The use of drones has proved attractive to President Obama because few American lives are at risk. The problem now is how easy it is to operate the semi-secret program.

Increasingly the people killed in drone strikes are not high-value targets but lower-level militants in places like Pakistan and Yemen who don't pose a threat to the U.S. homeland, says Scott Shane, a New York Times national security correspondent who has reported extensively on the use of drones. The ease with which the technology has become used now reflects a kind of "mission creep."

"The strange thing about how we have embraced this technology is that we have embraced it without a public debate," Shane told an audience Tuesday at the University of Minnesota's Center for the Study of Politics and Governance.

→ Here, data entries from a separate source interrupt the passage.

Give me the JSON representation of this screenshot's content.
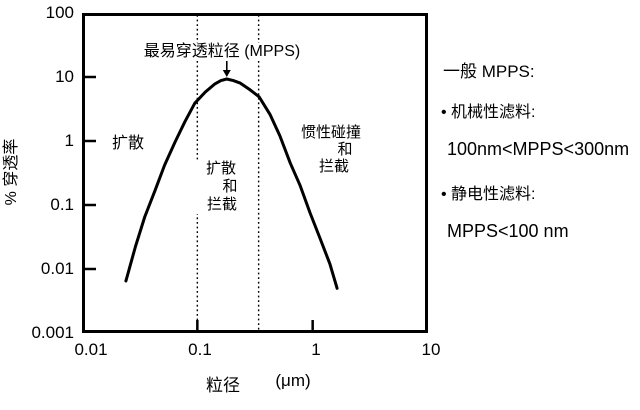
{
  "chart_data": {
    "type": "line",
    "title": "",
    "x_axis_title": "粒径",
    "x_axis_unit": "(μm)",
    "y_axis_title": "% 穿透率",
    "x_scale": "log",
    "y_scale": "log",
    "xlim": [
      0.01,
      10
    ],
    "ylim": [
      0.001,
      100
    ],
    "x_ticks": [
      "0.01",
      "0.1",
      "1",
      "10"
    ],
    "y_ticks": [
      "100",
      "10",
      "1",
      "0.1",
      "0.01",
      "0.001"
    ],
    "grid": false,
    "legend": false,
    "annotation": "最易穿透粒径 (MPPS)",
    "peak": {
      "x_um": 0.18,
      "y_percent": 9.3
    },
    "boundary_lines_um": [
      0.1,
      0.34
    ],
    "series": [
      {
        "name": "penetration-vs-particle-size",
        "x_um": [
          0.024,
          0.029,
          0.035,
          0.043,
          0.052,
          0.064,
          0.078,
          0.095,
          0.117,
          0.142,
          0.16,
          0.18,
          0.205,
          0.234,
          0.286,
          0.343,
          0.427,
          0.52,
          0.64,
          0.78,
          0.95,
          1.16,
          1.41,
          1.63
        ],
        "y_percent": [
          0.0065,
          0.022,
          0.065,
          0.17,
          0.42,
          0.96,
          2.0,
          3.9,
          5.8,
          7.8,
          8.8,
          9.3,
          8.8,
          8.1,
          6.3,
          4.9,
          2.6,
          1.2,
          0.45,
          0.2,
          0.075,
          0.03,
          0.012,
          0.005
        ]
      }
    ],
    "regions": {
      "diffusion": {
        "lines": [
          "扩散"
        ]
      },
      "diffusion_and_interception": {
        "lines": [
          "扩散",
          "和",
          "拦截"
        ]
      },
      "impaction_and_interception": {
        "lines": [
          "惯性碰撞",
          "和",
          "拦截"
        ]
      }
    }
  },
  "side_panel": {
    "title": "一般 MPPS:",
    "items": [
      {
        "label": "• 机械性滤料:",
        "value": "100nm<MPPS<300nm"
      },
      {
        "label": "• 静电性滤料:",
        "value": "MPPS<100 nm"
      }
    ]
  },
  "colors": {
    "line": "#000000",
    "text": "#000000",
    "background": "#ffffff"
  }
}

Shane has written extensively about Anwar al-Awlaki, an American-born cleric killed in a U.S. done strike in 2011, targeted as a senior operative in Al-Qaida's branch in Yemen. The case may be the first time the U.S. government has killed an American citizen outside a war zone without handing down criminal charges or without trial. Shane said the Al-Awlaki case will stand out as a landmark for the Obama administration and, ultimately, a landmark in American history.

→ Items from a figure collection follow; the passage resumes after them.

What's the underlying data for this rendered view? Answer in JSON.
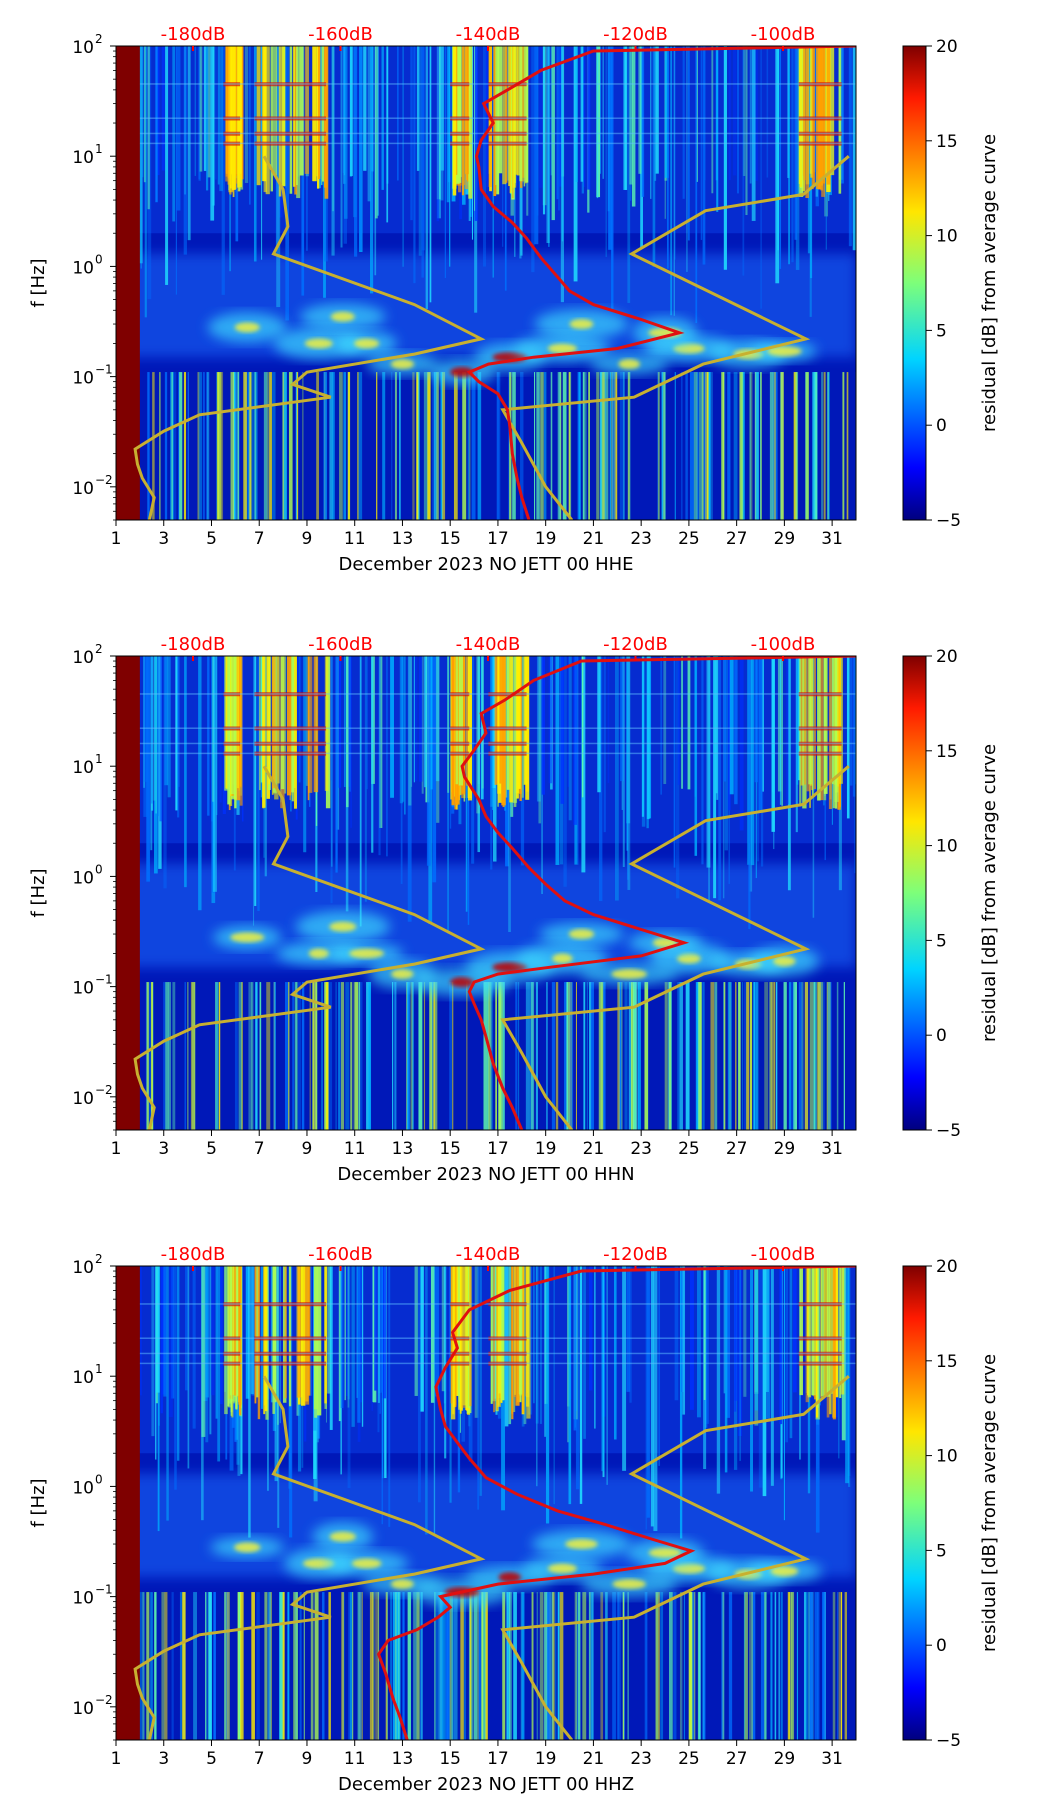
{
  "colors": {
    "db_label": "#ff0000",
    "red_curve": "#e01010",
    "model_curve": "#c8b030",
    "left_band": "#7f0000"
  },
  "chart_data": [
    {
      "type": "heatmap",
      "xlabel": "December 2023 NO JETT 00 HHE",
      "ylabel": "f [Hz]",
      "x_ticks": [
        "1",
        "3",
        "5",
        "7",
        "9",
        "11",
        "13",
        "15",
        "17",
        "19",
        "21",
        "23",
        "25",
        "27",
        "29",
        "31"
      ],
      "xlim": [
        1,
        32
      ],
      "y_ticks": [
        "10",
        "10",
        "10",
        "10",
        "10"
      ],
      "y_tick_exponents": [
        "2",
        "1",
        "0",
        "−1",
        "−2"
      ],
      "ylim": [
        0.005,
        100
      ],
      "y_scale": "log",
      "top_labels": [
        "-180dB",
        "-160dB",
        "-140dB",
        "-120dB",
        "-100dB"
      ],
      "colorbar": {
        "label": "residual [dB] from average curve",
        "ticks": [
          "20",
          "15",
          "10",
          "5",
          "0",
          "−5"
        ],
        "range": [
          -5,
          20
        ]
      },
      "red_curve": [
        [
          18.3,
          0.005
        ],
        [
          18.0,
          0.008
        ],
        [
          17.8,
          0.012
        ],
        [
          17.6,
          0.02
        ],
        [
          17.5,
          0.035
        ],
        [
          17.4,
          0.05
        ],
        [
          17.0,
          0.07
        ],
        [
          16.2,
          0.09
        ],
        [
          15.8,
          0.11
        ],
        [
          16.6,
          0.13
        ],
        [
          18.5,
          0.15
        ],
        [
          22.0,
          0.18
        ],
        [
          24.6,
          0.25
        ],
        [
          23.0,
          0.33
        ],
        [
          21.0,
          0.45
        ],
        [
          20.0,
          0.6
        ],
        [
          19.4,
          0.85
        ],
        [
          18.8,
          1.2
        ],
        [
          18.2,
          1.8
        ],
        [
          17.6,
          2.5
        ],
        [
          16.8,
          3.5
        ],
        [
          16.3,
          5
        ],
        [
          16.2,
          8
        ],
        [
          16.1,
          10
        ],
        [
          16.3,
          14
        ],
        [
          16.8,
          20
        ],
        [
          16.4,
          30
        ],
        [
          17.4,
          40
        ],
        [
          18.8,
          60
        ],
        [
          21.0,
          90
        ],
        [
          32.0,
          100
        ]
      ],
      "model_curve": [
        [
          20.1,
          0.005
        ],
        [
          19.0,
          0.01
        ],
        [
          18.0,
          0.025
        ],
        [
          17.2,
          0.05
        ],
        [
          22.7,
          0.065
        ],
        [
          25.6,
          0.13
        ],
        [
          29.9,
          0.22
        ],
        [
          22.6,
          1.3
        ],
        [
          25.7,
          3.2
        ],
        [
          29.8,
          4.5
        ],
        [
          31.7,
          10
        ]
      ],
      "model_curve_left": [
        [
          2.4,
          0.005
        ],
        [
          2.6,
          0.008
        ],
        [
          2.1,
          0.012
        ],
        [
          1.9,
          0.016
        ],
        [
          1.8,
          0.022
        ],
        [
          3.0,
          0.032
        ],
        [
          4.5,
          0.045
        ],
        [
          10.0,
          0.065
        ],
        [
          8.4,
          0.085
        ],
        [
          9.0,
          0.11
        ],
        [
          13.5,
          0.16
        ],
        [
          16.3,
          0.22
        ],
        [
          13.5,
          0.45
        ],
        [
          7.6,
          1.3
        ],
        [
          8.2,
          2.3
        ],
        [
          8.0,
          5
        ],
        [
          7.2,
          10
        ]
      ]
    },
    {
      "type": "heatmap",
      "xlabel": "December 2023 NO JETT 00 HHN",
      "ylabel": "f [Hz]",
      "x_ticks": [
        "1",
        "3",
        "5",
        "7",
        "9",
        "11",
        "13",
        "15",
        "17",
        "19",
        "21",
        "23",
        "25",
        "27",
        "29",
        "31"
      ],
      "xlim": [
        1,
        32
      ],
      "y_ticks": [
        "10",
        "10",
        "10",
        "10",
        "10"
      ],
      "y_tick_exponents": [
        "2",
        "1",
        "0",
        "−1",
        "−2"
      ],
      "ylim": [
        0.005,
        100
      ],
      "y_scale": "log",
      "top_labels": [
        "-180dB",
        "-160dB",
        "-140dB",
        "-120dB",
        "-100dB"
      ],
      "colorbar": {
        "label": "residual [dB] from average curve",
        "ticks": [
          "20",
          "15",
          "10",
          "5",
          "0",
          "−5"
        ],
        "range": [
          -5,
          20
        ]
      },
      "red_curve": [
        [
          18.0,
          0.005
        ],
        [
          17.6,
          0.008
        ],
        [
          17.2,
          0.012
        ],
        [
          16.8,
          0.02
        ],
        [
          16.5,
          0.035
        ],
        [
          16.3,
          0.05
        ],
        [
          16.0,
          0.07
        ],
        [
          15.8,
          0.09
        ],
        [
          16.0,
          0.11
        ],
        [
          17.0,
          0.13
        ],
        [
          19.2,
          0.15
        ],
        [
          23.0,
          0.19
        ],
        [
          24.8,
          0.25
        ],
        [
          23.0,
          0.33
        ],
        [
          21.0,
          0.45
        ],
        [
          19.8,
          0.6
        ],
        [
          19.0,
          0.85
        ],
        [
          18.3,
          1.2
        ],
        [
          17.6,
          1.8
        ],
        [
          17.0,
          2.5
        ],
        [
          16.5,
          3.5
        ],
        [
          16.2,
          5
        ],
        [
          15.6,
          8
        ],
        [
          15.5,
          10
        ],
        [
          16.0,
          14
        ],
        [
          16.5,
          20
        ],
        [
          16.3,
          30
        ],
        [
          17.3,
          40
        ],
        [
          18.5,
          60
        ],
        [
          20.5,
          90
        ],
        [
          32.0,
          100
        ]
      ],
      "model_curve": [
        [
          20.1,
          0.005
        ],
        [
          19.0,
          0.01
        ],
        [
          18.0,
          0.025
        ],
        [
          17.2,
          0.05
        ],
        [
          22.7,
          0.065
        ],
        [
          25.6,
          0.13
        ],
        [
          29.9,
          0.22
        ],
        [
          22.6,
          1.3
        ],
        [
          25.7,
          3.2
        ],
        [
          29.8,
          4.5
        ],
        [
          31.7,
          10
        ]
      ],
      "model_curve_left": [
        [
          2.4,
          0.005
        ],
        [
          2.6,
          0.008
        ],
        [
          2.1,
          0.012
        ],
        [
          1.9,
          0.016
        ],
        [
          1.8,
          0.022
        ],
        [
          3.0,
          0.032
        ],
        [
          4.5,
          0.045
        ],
        [
          10.0,
          0.065
        ],
        [
          8.4,
          0.085
        ],
        [
          9.0,
          0.11
        ],
        [
          13.5,
          0.16
        ],
        [
          16.3,
          0.22
        ],
        [
          13.5,
          0.45
        ],
        [
          7.6,
          1.3
        ],
        [
          8.2,
          2.3
        ],
        [
          8.0,
          5
        ],
        [
          7.2,
          10
        ]
      ]
    },
    {
      "type": "heatmap",
      "xlabel": "December 2023 NO JETT 00 HHZ",
      "ylabel": "f [Hz]",
      "x_ticks": [
        "1",
        "3",
        "5",
        "7",
        "9",
        "11",
        "13",
        "15",
        "17",
        "19",
        "21",
        "23",
        "25",
        "27",
        "29",
        "31"
      ],
      "xlim": [
        1,
        32
      ],
      "y_ticks": [
        "10",
        "10",
        "10",
        "10",
        "10"
      ],
      "y_tick_exponents": [
        "2",
        "1",
        "0",
        "−1",
        "−2"
      ],
      "ylim": [
        0.005,
        100
      ],
      "y_scale": "log",
      "top_labels": [
        "-180dB",
        "-160dB",
        "-140dB",
        "-120dB",
        "-100dB"
      ],
      "colorbar": {
        "label": "residual [dB] from average curve",
        "ticks": [
          "20",
          "15",
          "10",
          "5",
          "0",
          "−5"
        ],
        "range": [
          -5,
          20
        ]
      },
      "red_curve": [
        [
          13.2,
          0.005
        ],
        [
          12.9,
          0.008
        ],
        [
          12.6,
          0.012
        ],
        [
          12.3,
          0.02
        ],
        [
          12.0,
          0.03
        ],
        [
          12.4,
          0.04
        ],
        [
          13.6,
          0.05
        ],
        [
          14.5,
          0.065
        ],
        [
          15.0,
          0.08
        ],
        [
          14.6,
          0.1
        ],
        [
          17.0,
          0.13
        ],
        [
          21.0,
          0.16
        ],
        [
          24.0,
          0.2
        ],
        [
          25.1,
          0.26
        ],
        [
          23.5,
          0.33
        ],
        [
          21.5,
          0.45
        ],
        [
          19.5,
          0.6
        ],
        [
          17.8,
          0.85
        ],
        [
          16.5,
          1.2
        ],
        [
          15.8,
          1.8
        ],
        [
          15.3,
          2.5
        ],
        [
          14.8,
          3.5
        ],
        [
          14.6,
          5
        ],
        [
          14.4,
          8
        ],
        [
          14.8,
          12
        ],
        [
          15.3,
          18
        ],
        [
          15.1,
          25
        ],
        [
          15.8,
          40
        ],
        [
          17.5,
          60
        ],
        [
          20.5,
          90
        ],
        [
          32.0,
          100
        ]
      ],
      "model_curve": [
        [
          20.1,
          0.005
        ],
        [
          19.0,
          0.01
        ],
        [
          18.0,
          0.025
        ],
        [
          17.2,
          0.05
        ],
        [
          22.7,
          0.065
        ],
        [
          25.6,
          0.13
        ],
        [
          29.9,
          0.22
        ],
        [
          22.6,
          1.3
        ],
        [
          25.7,
          3.2
        ],
        [
          29.8,
          4.5
        ],
        [
          31.7,
          10
        ]
      ],
      "model_curve_left": [
        [
          2.4,
          0.005
        ],
        [
          2.6,
          0.008
        ],
        [
          2.1,
          0.012
        ],
        [
          1.9,
          0.016
        ],
        [
          1.8,
          0.022
        ],
        [
          3.0,
          0.032
        ],
        [
          4.5,
          0.045
        ],
        [
          10.0,
          0.065
        ],
        [
          8.4,
          0.085
        ],
        [
          9.0,
          0.11
        ],
        [
          13.5,
          0.16
        ],
        [
          16.3,
          0.22
        ],
        [
          13.5,
          0.45
        ],
        [
          7.6,
          1.3
        ],
        [
          8.2,
          2.3
        ],
        [
          8.0,
          5
        ],
        [
          7.2,
          10
        ]
      ]
    }
  ]
}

"That's an extraordinary thing to happen on the basis of a secret legal opinion and then carried out by a liberal Democratic president who ran against a lot of the Bush counterterror programs and who promised to run the most transparent administration in history," Shane said.

Shane was joined on stage at the Humphrey School of Public Affairs by former Vice President Walter Mondale, who, while in the U.S. Senate, was a member of the Church Committee, which investigated alleged abuses of U.S. intelligence agencies, leading to sweeping reforms.

Mondale said new technologies and an unlimited flow of information have diminished reforms he helped usher in. "I think the time has come to see if we can rethink this and put a new regime in place that gets control and makes it accountable again," Mondale said.